Mock Trial experience helps Mason make transition to district court bench

Issue February 2010 By Jennifer Rosinski and Evin Luongo

More than 20 years of volunteering as a judge for the Massachusetts Bar Association's Mock Trial Program was one long dress rehearsal for Judge Mark D Mason, who was appointed to the bench last year.

"My experiences with Mock Trial have really helped to familiarize me with being a judge," said Mason, an MBA past president whose tenure on the bench began in January 2009. "At the time that I was sworn in, I had many civil and criminal mock trials under my belt. This really helped me in my transition."

Mason, now sitting in Springfield District Court, was appointed to fill a vacancy created by the retirement of Judge William W. Teahan Jr. Previously, Mason was a principal in the litigation department of Cooley Shrair PC in Springfield. He served as MBA president during the 2006-07 association year and was the MBA's first openly gay president.

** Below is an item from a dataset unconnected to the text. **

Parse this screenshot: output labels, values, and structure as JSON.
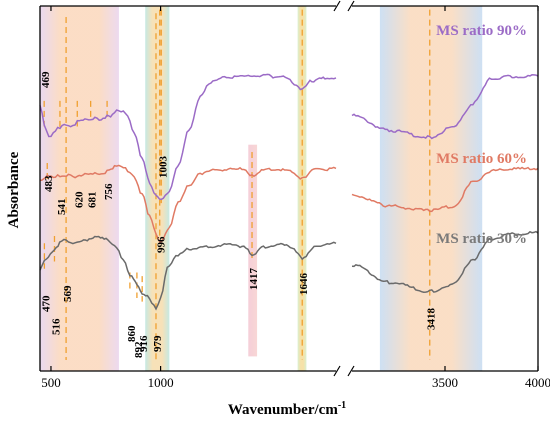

Mason attributes his successful conversion from attorney to judge to the realistic nature of the MBA's Mock Trial Program, which is celebrating its 25th year with preliminary trials that kicked off last month. Mock trials are based on real legal issues, whether they be criminal or civil, and are argued by students who Mason said often demonstrate capabilities reserved for seasoned counsel. The trials take place in actual courtrooms overseen by judges who wear robes and are expected to act the part.

"When I first became a Mock Trial judge, I became acutely aware of the importance of developing your listening skills and focusing your attention on what is being said in court. We oftentimes take for granted the accuracy of listening," Mason said. "Sitting as a Mock Trial judge, I quickly learned I needed to engage in significantly more focused listening, often for more extensive periods of time than I had to as an attorney."

Seeing high school students acting as attorneys in the courtroom as well as individuals outside of the competition also struck a chord with Mason. In particular, one year he had to present the first runner-up award to the team at Pioneer Valley Performing Arts Charter Public School in South Hadley. Unknown to Mason, the day of the special assembly coincided with cross-dressing day.

"I'm standing on the stage and behind me, out of the corner of my eye, I see a young man in a dress with a wig. Then, one after another, the team came out in full drag," Mason said, chuckling at the memory. "As bizarre as that story is, what is important to take out of that is regardless of the appearance of counsel before court, I understand and respect that we all have lives outside of court."

All of those experiences as a Mock Trial judge, Mason said, helped build his confidence when it was time for him to start his new role as judge.

"The MBA strives for the highest standards in putting on a Mock Trial," Mason said. "Mock Trials are intended to be accurate replicas of real trials, and my experiences with the program have helped acclimate me to my new position."